When asked about his – and Pope Francis’s – approach to morality, Fernández asserted:
1) The absolute primacy of grace and charity in Catholic moral theology.
2) The inalienable dignity of each human person, and the consequences of that.
3) The preferential option for the poor, the last, and those abandoned by society.
4) The individualistic, hedonistic and egocentric approaches to life that make the option for marriage, family and the common good difficult.
But we would be off to a bad start if we separated morality from theology.
"There’s good here, properly understood, that VS itself would affirm. But we know that a lot of heterodox and “heterodox-adjacent” positions have found their way into the Church’s public stances under the aegis of charity and human dignity. And enabled the destructive public Catholicism of figures like the Bidens and Pelosis of the world."
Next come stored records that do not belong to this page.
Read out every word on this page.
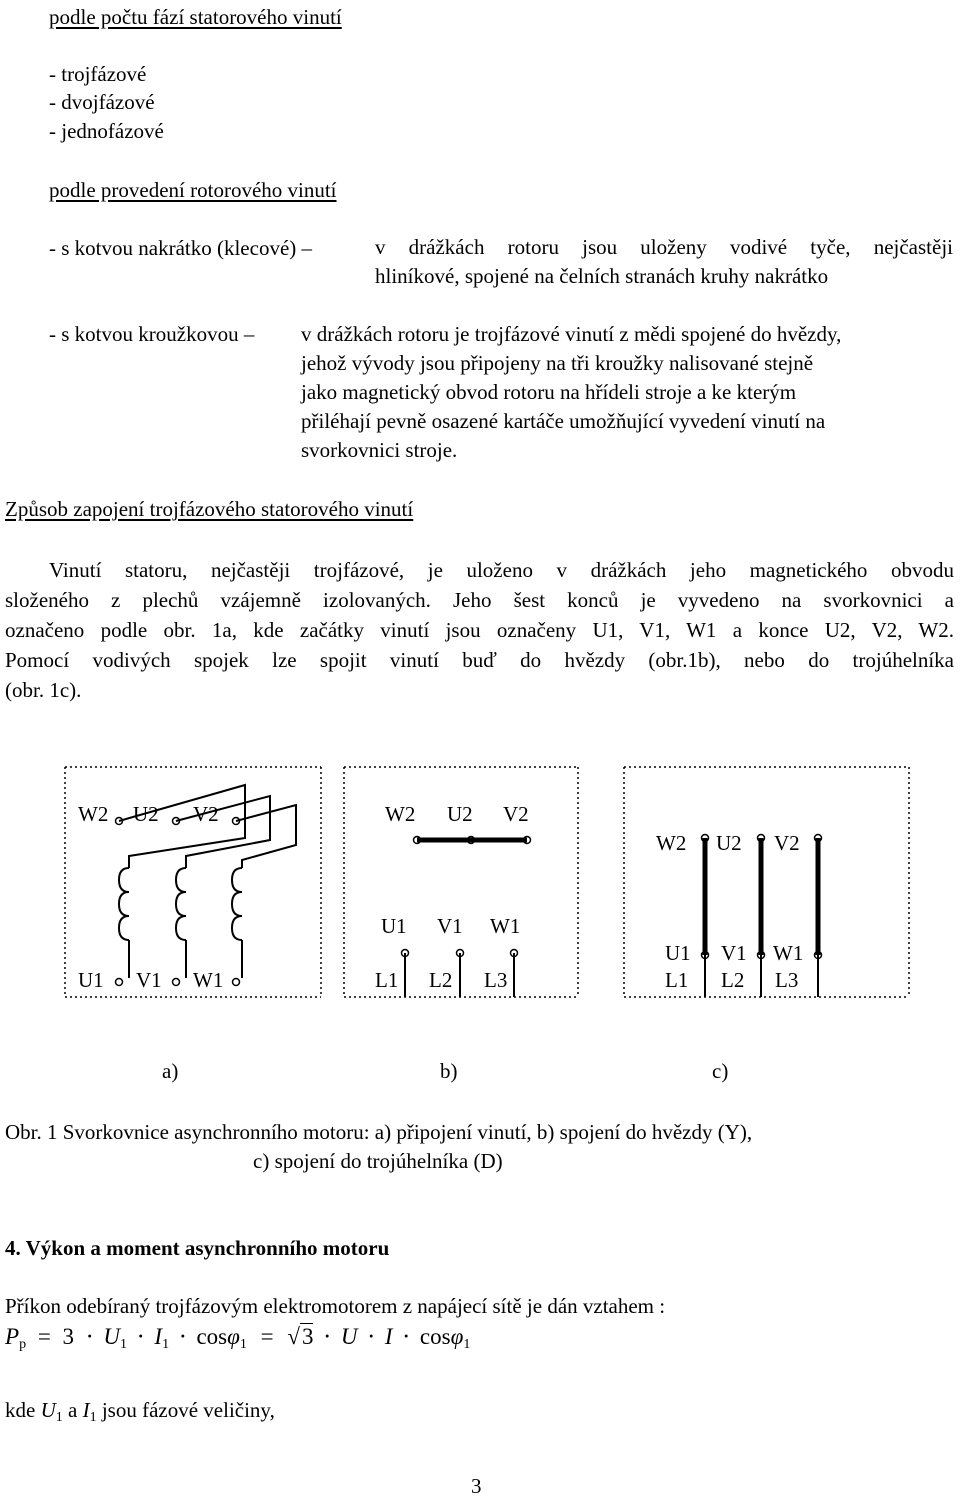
podle počtu fází statorového vinutí
- trojfázové
- dvojfázové
- jednofázové
podle provedení rotorového vinutí
- s kotvou nakrátko (klecové) –	v drážkách rotoru jsou uloženy vodivé tyče, nejčastěji
hliníkové, spojené na čelních stranách kruhy nakrátko
- s kotvou kroužkovou – v drážkách rotoru je trojfázové vinutí z mědi spojené do hvězdy,
jehož vývody jsou připojeny na tři kroužky nalisované stejně
jako magnetický obvod rotoru na hřídeli stroje a ke kterým
přiléhají pevně osazené kartáče umožňující vyvedení vinutí na
svorkovnici stroje.
Způsob zapojení trojfázového statorového vinutí
Vinutí statoru, nejčastěji trojfázové, je uloženo v drážkách jeho magnetického obvodu
složeného z plechů vzájemně izolovaných. Jeho šest konců je vyvedeno na svorkovnici a
označeno podle obr. 1a, kde začátky vinutí jsou označeny U1, V1, W1 a konce U2, V2, W2.
Pomocí vodivých spojek lze spojit vinutí buď do hvězdy (obr.1b), nebo do trojúhelníka
(obr. 1c).
W2 U2 V2
U1 V1 W1
W2 U2 V2
U1 V1 W1
L1 L2 L3
W2 U2 V2
U1 V1 W1
L1 L2 L3
a)	b)	c)
Obr. 1 Svorkovnice asynchronního motoru: a) připojení vinutí, b) spojení do hvězdy (Y),
c) spojení do trojúhelníka (D)
4. Výkon a moment asynchronního motoru
Příkon odebíraný trojfázovým elektromotorem z napájecí sítě je dán vztahem :
$P_p = 3 \cdot U_1 \cdot I_1 \cdot \cos\varphi_1 = √3 \cdot U \cdot I \cdot \cos\varphi_1$
kde $U_1$ a $I_1$ jsou fázové veličiny,
3
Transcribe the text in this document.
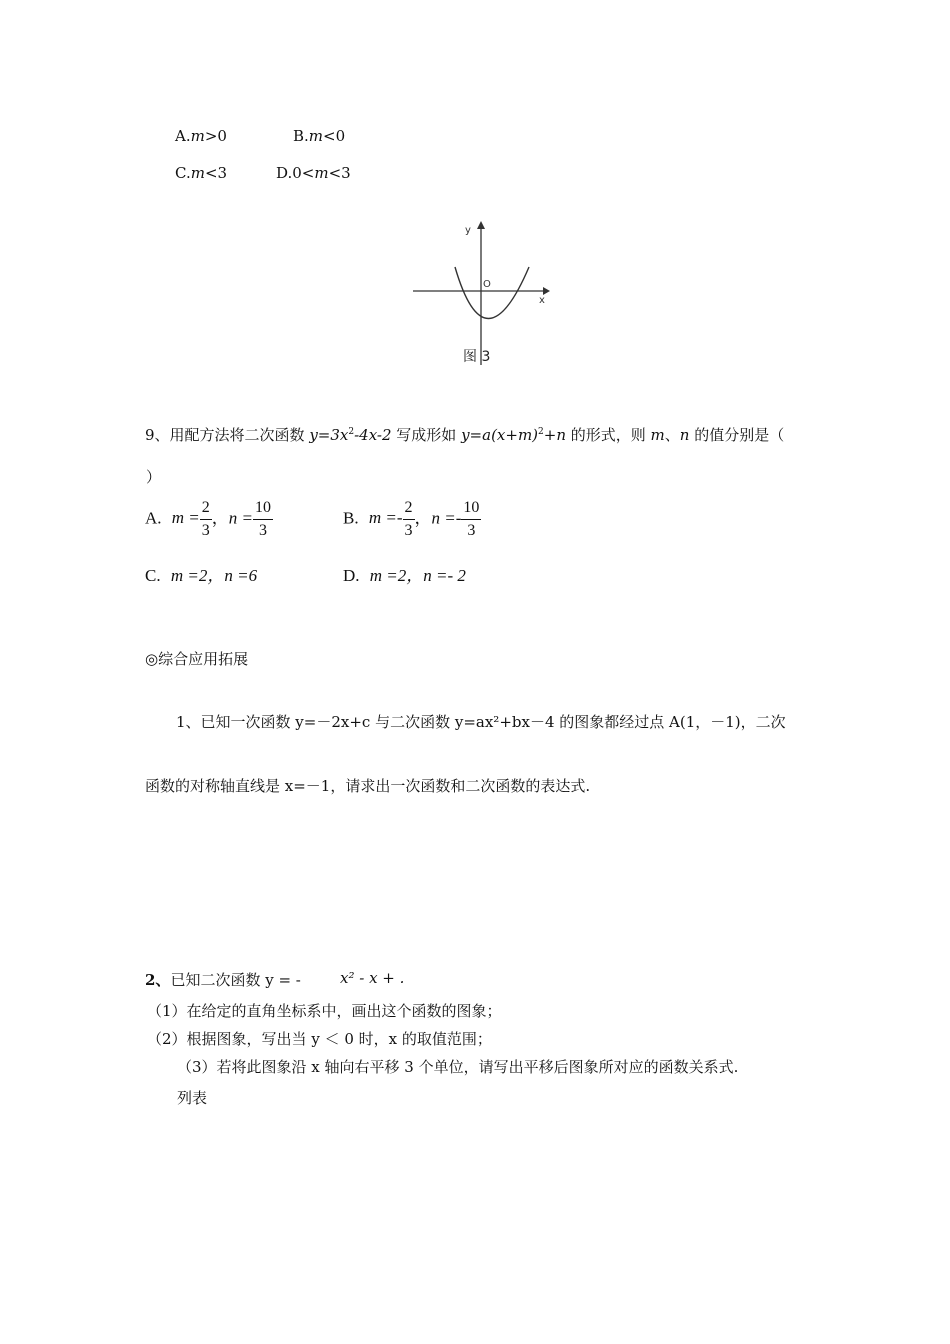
A.m>0	B.m<0
C.m<3	D.0<m<3
y
x
O
图 3
9、用配方法将二次函数 $y=3x^2-4x-2$ 写成形如 $y=a(x+m)^2+n$ 的形式，则 m、n 的值分别是（
）
A. $m = \frac{2}{3}$ ，$n = \frac{10}{3}$	B. $m =- \frac{2}{3}$ ，$n =- \frac{10}{3}$
C. m =2，n =6	D. m =2，n =- 2
◎综合应用拓展
1、已知一次函数 y=－2x+c 与二次函数 y=ax²+bx－4 的图象都经过点 A(1，－1)，二次
函数的对称轴直线是 x=－1，请求出一次函数和二次函数的表达式.
2、已知二次函数 y = -	x² - x + .
（1）在给定的直角坐标系中，画出这个函数的图象；
（2）根据图象，写出当 y ＜ 0 时，x 的取值范围；
（3）若将此图象沿 x 轴向右平移 3 个单位，请写出平移后图象所对应的函数关系式.
列表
I disagree with that conclusion. There have always been dissenters and trouble making theologians in the Church but they do not rule the Church. Satanists are at the Vatican but they do not run the Vatican. Contrary to the opinions of radical anti-Catholics, theologians are free to think for themselves, not blindly follow the Pope. Controversies can be useful for ongoing doctrinal development. I see nothing "inadequate" with
Veritas Splendor; there is no separation with Catholic moral teaching from theology. Bidens and Pelosis of the world are very destructive, and the Church does not have a police department.
It will take 300 years to unpack and apply all of Vatican II teachings, and we may need a Vatican III before that happens. The historic Church has a self-healing mechanism and is in a constant state of renewal and reform. That's why we have encyclicals, synods and councils.
Most discussions in this forum are locked into boring 16th century politics and there is little interest in what the historic Church teaches today.